The one common refrain – should that be the only common refrain – of the politicians of Ladakh and Jammu provinces of J&K is to shout themselves hoarse that the region of Kashmir is receiving the giant’s share of — Here follows a litany of complaints about how little tourist infrastructure reaches Ladakh and Jammu, or funds for infrastructural development, or medical supplies, cement concrete or just about any commodity you can think about. Everyone’s case is that Kashmir is the spoilt child of the state, to the detriment of the other two provinces.
It was a grouse that played over and over in my mind as I lunched with the King of Ladakh, HH Raja Jigmed Wangchuk Namgyal who had flown down from his palace in Stok, near Leh, to mastermind a festival of Ladakhi food in Chor Bizarre. While the grand old flagship of the restaurant that put Kashmiri food on the culinary map is located in Asaf Ali Road, the newer, more cutting edge branch has opened its doors in Bikaner House. It is a perfect fit, because Chor Bizarre features the food of pockets of the entire country, but most famously of Kashmir, though a scant third of the total menu features Kashmiri food. After the move to the far more central Bikaner House, the management of Chor Bizarre (which so far had only one branch, in Mayfair, London) has taken the initiative of having periodic regional festivals, and the first one was the Ladakhi and Jammu one.

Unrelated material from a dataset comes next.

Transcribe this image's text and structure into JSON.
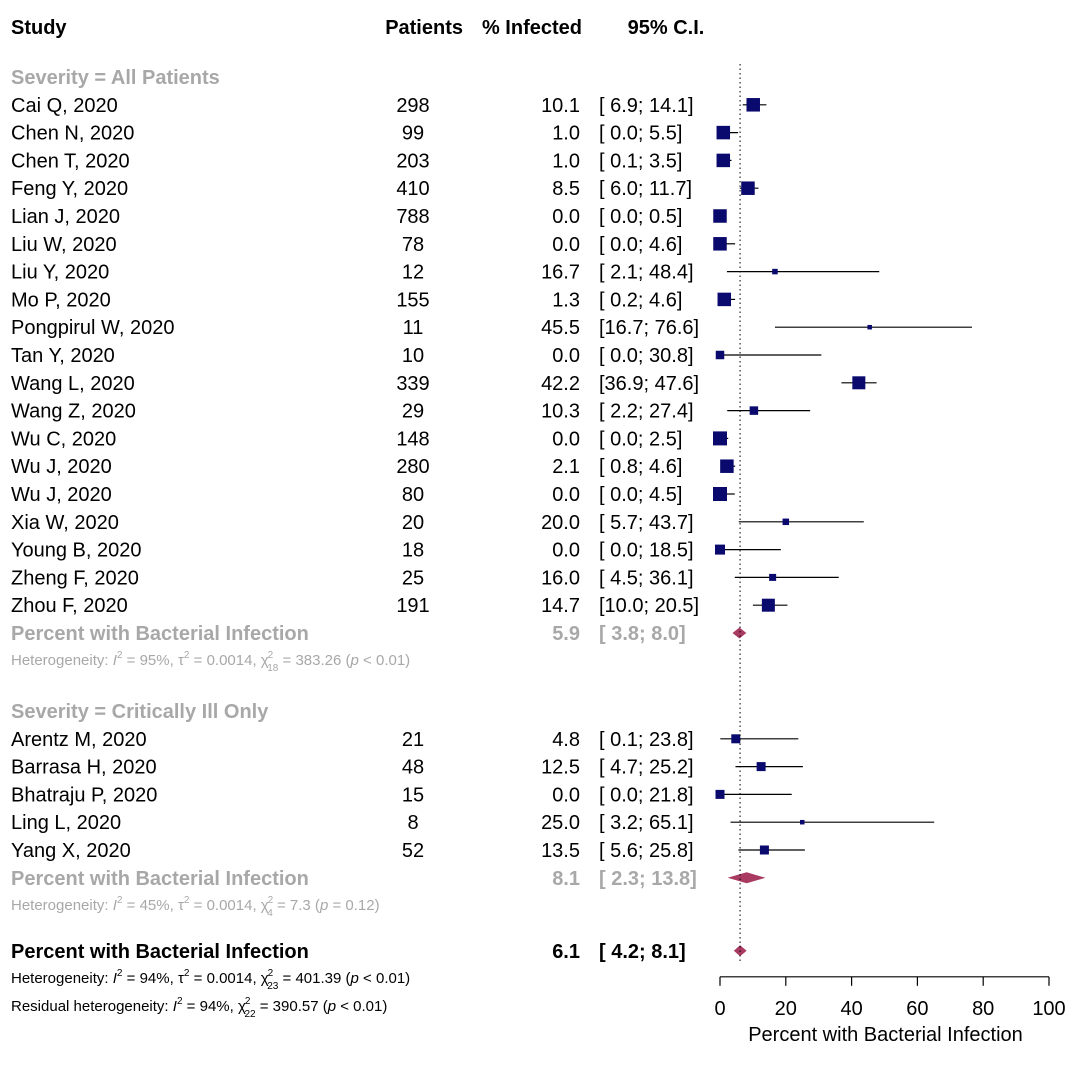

Ladakh is a high altitude desert (11,000 till 18,000 feet above sea level) and though vegetables grow there, on the whole, the cuisine is known to be hearty and soul-satisfying. During the course of our lunch, we were served gyathuk, momos, chu-tagir and ti-mok, all made from flour, which you could call the staple of the cuisine. Ingredients may have been scarce before the 1970s, but time was abundant and shaping dozens if not hundreds of thentuk for a family meal was light work anyway, for hands that had been doing it for decades. However, spices, varied cooking techniques (fuel was scarce too!) and a plethora of ingredients were just not available, and so, Ladakhi cooking is a series of soups with the flavour of meat, a scarce handful of vegetables and a plethora of dumplings and noodles in an array of shapes and sizes, much like Italian pasta.
Jammu on the other hand, is neither desert nor particularly high altitude, and if Ladakhi cuisine has been influenced by that of Tibet, Jammu’s food bears more than a passing resemblance to that of Himachal Pradesh. Indeed, the various kinds of rajma that grows in the Bhadarwah province is sought after even in Kashmir (as indeed are Ladakhi turnips) but the homely khatta meat and the equally sour ambal made with pumpkin belong uniquely to Jammu, though HP shares the recipe of dal cooked in yoghurt and the Kashmir Valley shares the fresh cheese called kalari with Jammu, being produced by the Gujjars and Bakkarwals – itinerant shepherds who travel between the two provinces and who store surplus milk for short periods of time in the form of a disc.
But here is the reason that I kept thinking of political one-upmanship during the lunch. Had there been any political representation of any of the three regions that go to make up the dramatically varied state of Jammu and Kashmir, they would have immediately protested against the bias that History and Culture had towards the cuisine of Kashmir and demanded that something be done about it.